2012-12-03 17:55, Kelly O'Hair skrev:
I notice that some of the $@.tmp stuff has been removed, along with the "$(RM) $@ 
$@.tmp" commands.
I know it's a pain to do this, but I have found it necessary, especially on 
Windows for some reason.

What reason? Can you give an example where it fails on windows?

The "$(MKDIR) -p $(@D)" guarantees that the destination directory exists, glad 
those remain.
The "$(RM) $@" is done to make sure the target file is removed so we get a 
fresh file.
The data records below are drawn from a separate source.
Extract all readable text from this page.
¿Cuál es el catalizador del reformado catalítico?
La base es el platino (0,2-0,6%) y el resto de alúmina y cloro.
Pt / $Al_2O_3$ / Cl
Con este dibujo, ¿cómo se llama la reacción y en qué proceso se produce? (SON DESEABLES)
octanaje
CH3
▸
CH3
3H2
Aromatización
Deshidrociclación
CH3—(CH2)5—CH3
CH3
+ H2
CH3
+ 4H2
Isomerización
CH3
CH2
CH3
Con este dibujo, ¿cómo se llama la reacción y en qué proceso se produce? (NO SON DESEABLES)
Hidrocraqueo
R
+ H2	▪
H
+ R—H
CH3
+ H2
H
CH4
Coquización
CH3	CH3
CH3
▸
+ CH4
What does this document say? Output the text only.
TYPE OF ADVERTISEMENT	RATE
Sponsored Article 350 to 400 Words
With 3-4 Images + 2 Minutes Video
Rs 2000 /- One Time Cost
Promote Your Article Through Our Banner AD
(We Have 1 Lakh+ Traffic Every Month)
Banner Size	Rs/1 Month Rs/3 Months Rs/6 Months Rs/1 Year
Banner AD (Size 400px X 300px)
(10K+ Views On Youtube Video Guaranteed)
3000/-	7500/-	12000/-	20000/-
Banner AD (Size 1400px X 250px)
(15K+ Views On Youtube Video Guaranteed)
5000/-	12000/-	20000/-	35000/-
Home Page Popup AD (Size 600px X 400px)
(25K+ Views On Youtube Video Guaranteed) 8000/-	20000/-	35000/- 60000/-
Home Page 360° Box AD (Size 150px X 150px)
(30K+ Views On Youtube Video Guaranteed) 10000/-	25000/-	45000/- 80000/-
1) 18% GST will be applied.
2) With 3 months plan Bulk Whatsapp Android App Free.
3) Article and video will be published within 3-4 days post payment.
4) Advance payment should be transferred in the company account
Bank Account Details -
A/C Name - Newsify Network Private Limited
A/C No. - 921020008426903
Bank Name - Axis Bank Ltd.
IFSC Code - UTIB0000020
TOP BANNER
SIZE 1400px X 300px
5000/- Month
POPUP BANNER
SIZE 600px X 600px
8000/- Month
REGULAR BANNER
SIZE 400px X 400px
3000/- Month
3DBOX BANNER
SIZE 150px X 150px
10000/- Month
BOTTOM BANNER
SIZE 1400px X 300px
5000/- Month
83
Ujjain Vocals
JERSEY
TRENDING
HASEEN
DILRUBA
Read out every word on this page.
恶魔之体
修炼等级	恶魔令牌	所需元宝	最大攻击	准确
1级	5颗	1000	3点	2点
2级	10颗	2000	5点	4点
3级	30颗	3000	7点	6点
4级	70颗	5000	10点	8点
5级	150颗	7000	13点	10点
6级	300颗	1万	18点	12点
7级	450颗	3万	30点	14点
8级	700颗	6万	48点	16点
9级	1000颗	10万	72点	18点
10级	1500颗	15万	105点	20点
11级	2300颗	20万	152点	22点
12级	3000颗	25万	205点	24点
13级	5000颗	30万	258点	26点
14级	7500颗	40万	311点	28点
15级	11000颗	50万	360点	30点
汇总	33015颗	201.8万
If some command
in the rules fail, I'd rather not see some partial $@ file left around from 
some previous build.
The use of $@.tmp files, followed by a "$(MV) $@.tmp $@" was to avoid any 
issues with a partially
constructed $@ file being left around, perhaps when some command in the rules 
got killed by a ^C or 'kill -9',
and a second make command thinking the file did not need to be built.

Make knows how to cleanup the goal file, if the recipe is interrupted halfway.
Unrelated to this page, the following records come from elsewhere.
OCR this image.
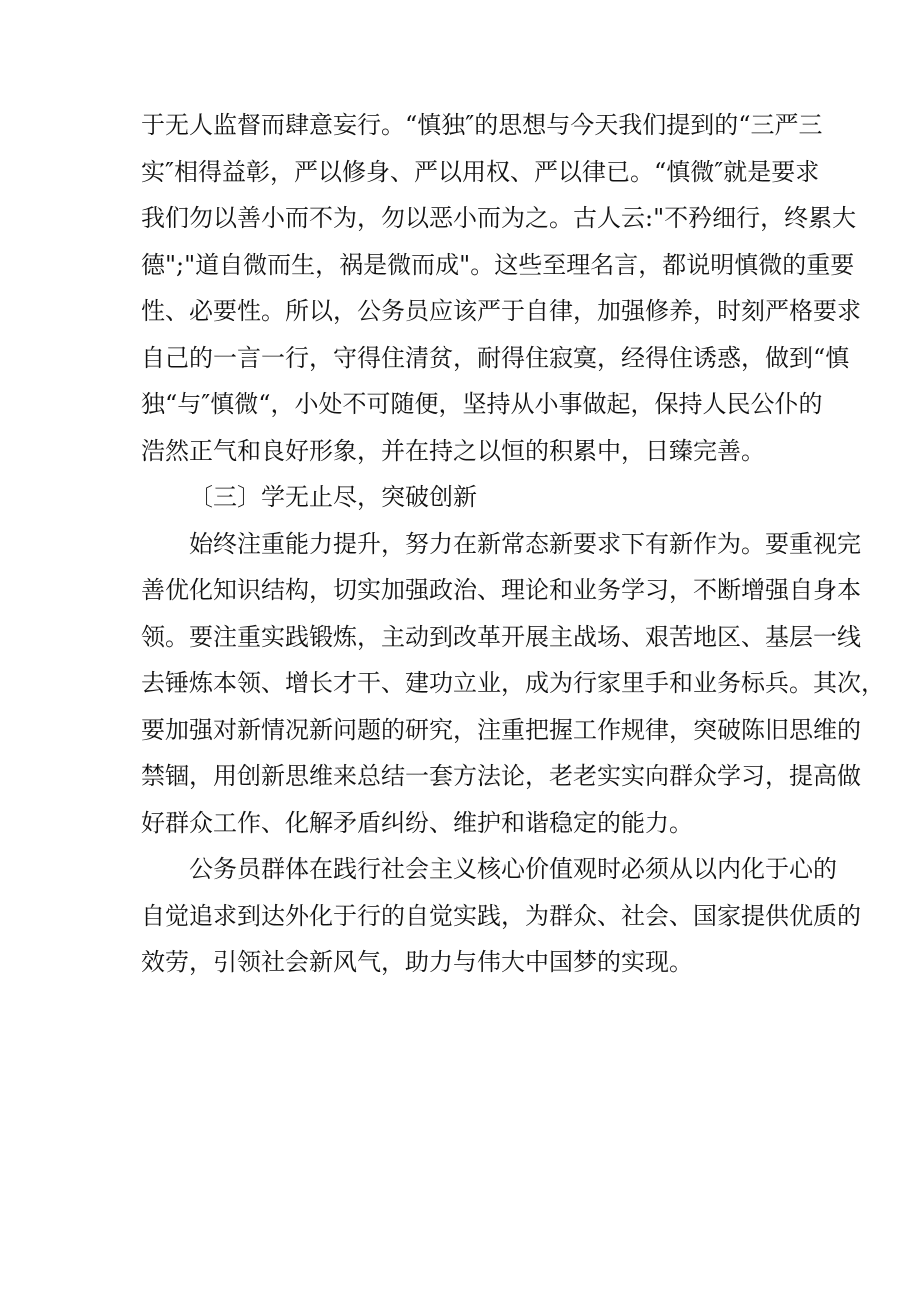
于无人监督而肆意妄行。“慎独″的思想与今天我们提到的“三严三
实″相得益彰，严以修身、严以用权、严以律已。“慎微″就是要求
我们勿以善小而不为，勿以恶小而为之。古人云:"不矜细行，终累大
德";"道自微而生，祸是微而成"。这些至理名言，都说明慎微的重要
性、必要性。所以，公务员应该严于自律，加强修养，时刻严格要求
自己的一言一行，守得住清贫，耐得住寂寞，经得住诱惑，做到“慎
独“与″慎微“，小处不可随便，坚持从小事做起，保持人民公仆的
浩然正气和良好形象，并在持之以恒的积累中，日臻完善。
〔三〕学无止尽，突破创新
始终注重能力提升，努力在新常态新要求下有新作为。要重视完
善优化知识结构，切实加强政治、理论和业务学习，不断增强自身本
领。要注重实践锻炼，主动到改革开展主战场、艰苦地区、基层一线
去锤炼本领、增长才干、建功立业，成为行家里手和业务标兵。其次，
要加强对新情况新问题的研究，注重把握工作规律，突破陈旧思维的
禁锢，用创新思维来总结一套方法论，老老实实向群众学习，提高做
好群众工作、化解矛盾纠纷、维护和谐稳定的能力。
公务员群体在践行社会主义核心价值观时必须从以内化于心的
自觉追求到达外化于行的自觉实践，为群众、社会、国家提供优质的
效劳，引领社会新风气，助力与伟大中国梦的实现。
Take for example this makefile:

myprog.sh :
        echo "#!/bin/sh" > $@
        sleep 3
        echo "echo Hello World!" >> $@
        echo >> $@
        chmod a+x $@

If you press ctrl-c during the sleep, then make will remove the half baked myprog.sh
and print: ^Cmake: *** Deleting file `myprog.sh'
make: *** [myprog.sh] Interrupt

However if you have an error in you recipe, for example add "cat not_there >> $@" at the end of the recipe, then make will let the half baked myprog.sh remain. But makefile execution
will of course terminate.

Thus if you have a recipe that will most likely not fail, then you should rely on make to do the cleanup. If you have potential failures during a sequence of commands that construct the goal, then the tmp trick should be used, to avoid incorrect goals remaining and confusing future incremental builds.

ALSO, if the recipe is triggered because the goal timestamp is older than the dependency timestamp, then there is no need to remove the goal. If the goal is not regenerated, then a simple touch of the goal is enough.

On the windows file system, the timestamp resolution on FAT32 is 2 seconds and can cause odd rounding that (un)triggers goal dependency timestamp comparisons. This problems is solved by avoiding FAT32.